Do it yourself

As Antonio Rodriguez of Matrix Partners says, everybody codes.

In the early days of a two or three person startup, you’re either making the product or talking to customers. Nothing else matters until the startup has reached product/market fit.

It’s easier to code than you think. It’s 2012 and there is plenty of great technology available that have solved lower-level problems. You don’t need to hire someone to do it all.

It’s difficult to hire someone until you’ve tried to do their job for a little while. It’s hard to know which questions to ask and how to identify quality. And those first few hires are critical. Learn to speak (well, code) the language and you’ll lower your hiring risk.

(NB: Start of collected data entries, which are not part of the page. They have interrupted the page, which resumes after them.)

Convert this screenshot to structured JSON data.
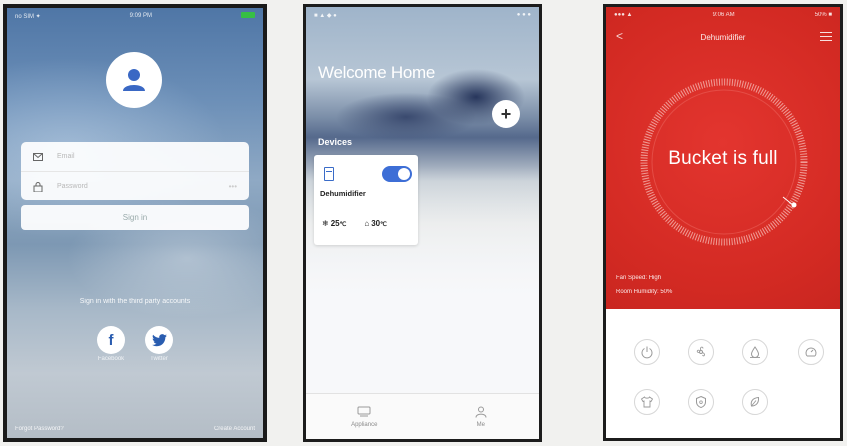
{
  "login": {
    "status": {
      "carrier": "no SIM ✦",
      "time": "9:09 PM",
      "battery": "✱ ●"
    },
    "email_placeholder": "Email",
    "password_placeholder": "Password",
    "password_toggle": "•••",
    "signin_label": "Sign in",
    "third_party_text": "Sign in with the third party accounts",
    "facebook_letter": "f",
    "facebook_label": "Facebook",
    "twitter_label": "Twitter",
    "forgot_label": "Forgot Password?",
    "create_label": "Create Account"
  },
  "home": {
    "status": {
      "left": "■ ▲ ◆ ●",
      "right": "● ● ●"
    },
    "welcome": "Welcome Home",
    "add_symbol": "+",
    "devices_label": "Devices",
    "device": {
      "name": "Dehumidifier",
      "on": true,
      "temp_indoor": "25",
      "temp_outdoor": "30",
      "unit": "℃"
    },
    "tabs": [
      {
        "label": "Appliance"
      },
      {
        "label": "Me"
      }
    ]
  },
  "dehumidifier": {
    "status": {
      "left": "●●● ▲",
      "time": "9:06 AM",
      "right": "50% ■"
    },
    "title": "Dehumidifier",
    "back_symbol": "<",
    "message": "Bucket is full",
    "fan_speed": "Fan Speed: High",
    "room_humidity": "Room Humidity: 50%",
    "controls": [
      {
        "icon": "power-icon"
      },
      {
        "icon": "fan-icon"
      },
      {
        "icon": "drop-icon"
      },
      {
        "icon": "timer-icon"
      },
      {
        "icon": "shirt-icon"
      },
      {
        "icon": "shield-icon"
      },
      {
        "icon": "leaf-icon"
      }
    ],
    "colors": {
      "panel": "#d32a23",
      "ring": "#f2a8a2"
    }
  }
}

There’s an incredible shortage of developers in San Francisco, New York, and Boston. Making progress yourself is a way to endear yourself to top talent and get them hired.

Your coding doesn’t have to be perfect. If you’re developing the early prototype, it doesn’t have to scale and doesn’t need to be totally secure. The CTO you’ll hire later will re-write it, anyway.

If you’re part of an early 2-5 person team, everyone has to be generalist. That means if you want a layout changed, do it with CSS. If you want to run a report, do it with SQL.

Better than interrupting designers or developers during maker time.

Ask for privileges to commit to production with git, then earn it.